History

United States
- Name: Barbet
- Namesake: Barbet
- Builder: W. A. Robinson, Inc., Ipswich, Massachusetts
- Laid down: 31 January 1941
- Launched: 24 July 1941
- Commissioned: 29 September 1941
- Decommissioned: 16 May 1942
- In service: 16 May 1942
- Out of service: 8 February 1946
- Stricken: 26 February 1946
- Identification: Hull symbol:AMc-38; Code letters:NAQS; ;
- Fate: Sold, 13 August 1947
- Notes: Converted to a merchant fisherman and retained the name Barbet

General characteristics
- Class & type: Accentor-class minesweeper
- Displacement: 221 long tons (225 t)
- Length: 97 ft 6 in (29.72 m)
- Beam: 22 ft 6 in (6.86 m)
- Draft: 8 ft 11 in (2.72 m)
- Installed power: 1 × Cooper Bessemer G. N.-8-STB diesel engine; 400 bhp (300 kW);
- Propulsion: 1 × screws
- Speed: 10 kn (12 mph; 19 km/h)
- Complement: 17
- Armament: 2 × .5 in (13 mm) caliber machine guns

= USS Barbet (AMc-38) =

Minesweeper of the United States Navy

USS Barbet (AMc-38) was an acquired by the U.S. Navy for the task of removing naval mines laid in the water to prevent ships from passing.

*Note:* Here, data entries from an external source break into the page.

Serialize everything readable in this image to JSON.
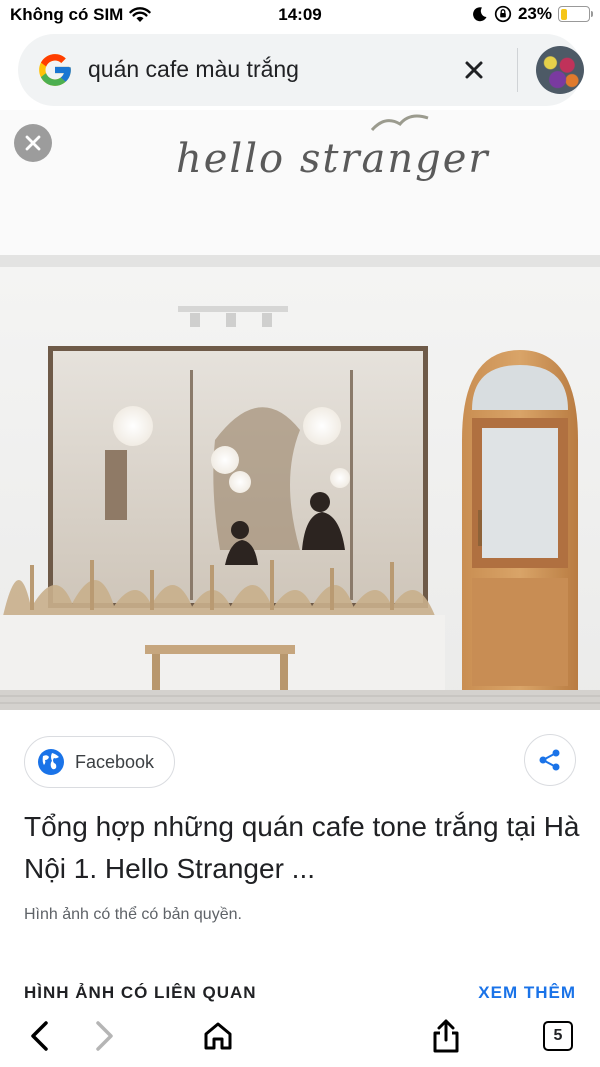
{
  "status_bar": {
    "carrier": "Không có SIM",
    "time": "14:09",
    "battery_percent": "23%",
    "battery_level": 0.23
  },
  "search": {
    "query": "quán cafe màu trắng"
  },
  "image": {
    "sign_text": "hello stranger"
  },
  "result": {
    "source": "Facebook",
    "title": "Tổng hợp những quán cafe tone trắng tại Hà Nội 1. Hello Stranger ...",
    "copyright_note": "Hình ảnh có thể có bản quyền."
  },
  "related": {
    "heading": "HÌNH ẢNH CÓ LIÊN QUAN",
    "see_more": "XEM THÊM"
  },
  "toolbar": {
    "tabs_count": "5"
  },
  "colors": {
    "accent": "#1a73e8",
    "battery": "#f5c518"
  }
}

The first ship to be named Barbet by the Navy, AMc-38 was laid down on 31 January 1941 at Ipswich, Massachusetts, by W. A. Robinson, Inc.; launched on 24 July 1941; sponsored by Mrs. E. Robinson; and commissioned on 29 September 1941.

== World War II service ==

Barbet departed Boston, Massachusetts, on 4 October and arrived at the Naval Mine Warfare School, Yorktown, Virginia, on the 6th. From there, she moved to the Naval Operating Base, Norfolk, Virginia, for additional outfitting. On 4 December, the minesweeper was assigned to Mine Division (MinDiv) 27 and was based at the Section Base, New London, Connecticut.

=== War patrols ===

Following the attack on Pearl Harbor on 7 December, she began daily patrols along the New England coast. That assignment lasted until mid February 1942. On the 16th, she received word that she would be transferred to the Panama Canal Zone. First, however, Barbet had to undergo an availability at the Marine Basin Co., Gravesend, New York, to correct damage incurred in a collision with an Eagle boat at Newport, Rhode Island. The repairs were completed midway through March, and the coastal minesweeper departed Gravesend bound for the Canal Zone.

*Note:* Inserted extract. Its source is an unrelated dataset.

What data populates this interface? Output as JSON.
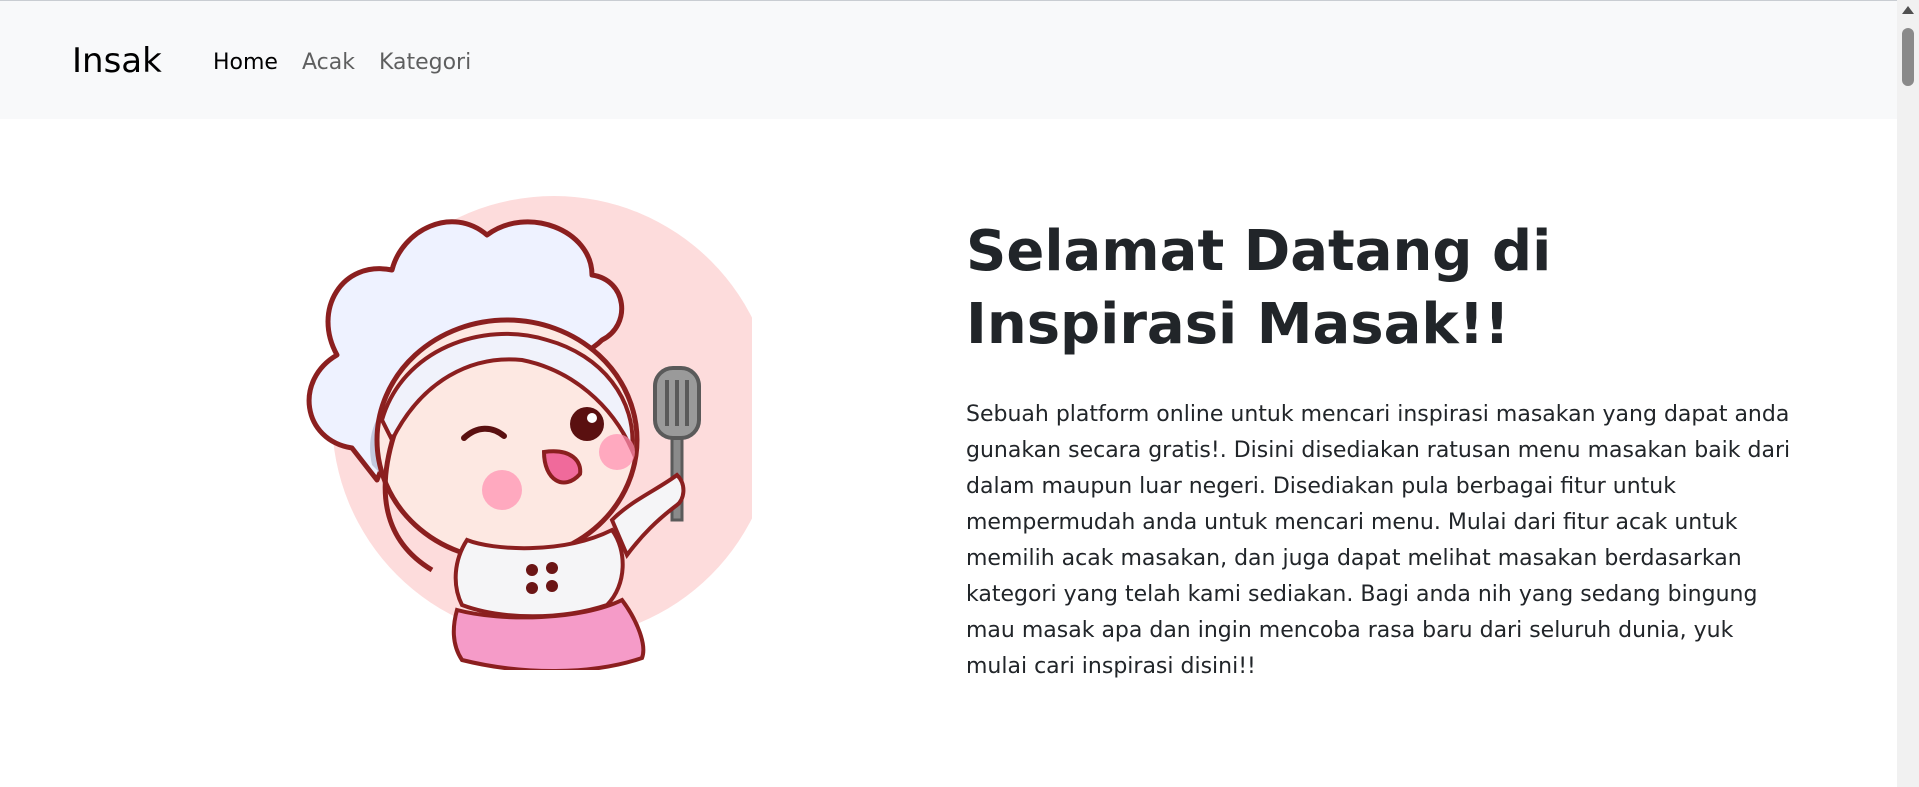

=== Caribbean operations ===

After stops at Charleston, South Carolina; Miami, Florida; and Guantanamo Bay, Cuba, she arrived in Coco Solo on 9 April 1942 and began operations with the Inshore Patrol, 15th Naval District.

=== Pacific Ocean operations ===

On 5 May, she transited the canal and joined the Pacific Section, Inshore Patrol. She conducted two ship minesweeping operations and patrolled the sea channels. On 16 May 1942, Barbet was decommissioned and placed "in service."

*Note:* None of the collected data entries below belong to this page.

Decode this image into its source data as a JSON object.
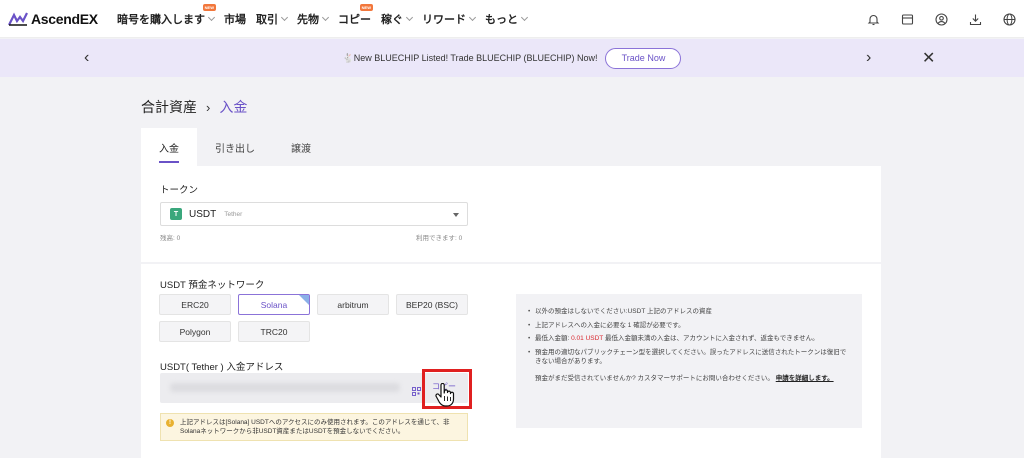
{
  "brand": {
    "name": "AscendEX",
    "accent": "#6a52c7"
  },
  "nav": {
    "items": [
      {
        "label": "暗号を購入します",
        "badge": "NEW",
        "dropdown": true
      },
      {
        "label": "市場",
        "badge": "",
        "dropdown": false
      },
      {
        "label": "取引",
        "badge": "",
        "dropdown": true
      },
      {
        "label": "先物",
        "badge": "",
        "dropdown": true
      },
      {
        "label": "コピー",
        "badge": "NEW",
        "dropdown": false
      },
      {
        "label": "稼ぐ",
        "badge": "",
        "dropdown": true
      },
      {
        "label": "リワード",
        "badge": "",
        "dropdown": true
      },
      {
        "label": "もっと",
        "badge": "",
        "dropdown": true
      }
    ],
    "right_icons": [
      "bell-icon",
      "wallet-icon",
      "account-icon",
      "download-icon",
      "globe-icon"
    ]
  },
  "banner": {
    "emoji": "🐇",
    "text": "New BLUECHIP Listed! Trade BLUECHIP (BLUECHIP) Now!",
    "button": "Trade Now"
  },
  "breadcrumb": {
    "root": "合計資産",
    "separator": "›",
    "current": "入金"
  },
  "tabs": [
    {
      "label": "入金",
      "active": true
    },
    {
      "label": "引き出し",
      "active": false
    },
    {
      "label": "譲渡",
      "active": false
    }
  ],
  "token": {
    "label": "トークン",
    "icon_letter": "T",
    "symbol": "USDT",
    "name": "Tether",
    "balance": "残高: 0",
    "available": "利用できます: 0"
  },
  "network": {
    "label": "USDT 預金ネットワーク",
    "options": [
      {
        "label": "ERC20",
        "selected": false
      },
      {
        "label": "Solana",
        "selected": true
      },
      {
        "label": "arbitrum",
        "selected": false
      },
      {
        "label": "BEP20 (BSC)",
        "selected": false
      },
      {
        "label": "Polygon",
        "selected": false
      },
      {
        "label": "TRC20",
        "selected": false
      }
    ]
  },
  "address": {
    "label": "USDT( Tether ) 入金アドレス",
    "copy": "コピー"
  },
  "warning": "上記アドレスは[Solana] USDTへのアクセスにのみ使用されます。このアドレスを通じて、非Solanaネットワークから非USDT資産またはUSDTを預金しないでください。",
  "notes": {
    "items": [
      {
        "text": "以外の預金はしないでください:USDT 上記のアドレスの資産",
        "amount": ""
      },
      {
        "text": "上記アドレスへの入金に必要な 1 確認が必要です。",
        "amount": ""
      },
      {
        "pre": "最低入金額:",
        "amount": "0.01 USDT",
        "post": "最低入金額未満の入金は、アカウントに入金されず、返金もできません。"
      },
      {
        "text": "預金用の適切なパブリックチェーン型を選択してください。誤ったアドレスに送信されたトークンは復旧できない場合があります。",
        "amount": ""
      }
    ],
    "help_text": "預金がまだ受信されていませんか? カスタマーサポートにお問い合わせください。",
    "help_link": "申請を詳細します。"
  }
}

=== "In service" activity ===

Her duties, however, remained the same and continued throughout the remainder of World War II. Following the end of the war, Barbet was ordered to Charleston for disposal by the Commandant, 6th Naval District. The coastal minesweeper arrived in Charleston on 22 October 1945.

== Post-war deactivation ==

She was placed out of service at Charleston on 8 February 1946, and her name was struck from the Navy list on 26 February 1946. She was sold by the Maritime Commission at Washington, D.C., on 13 August 1947.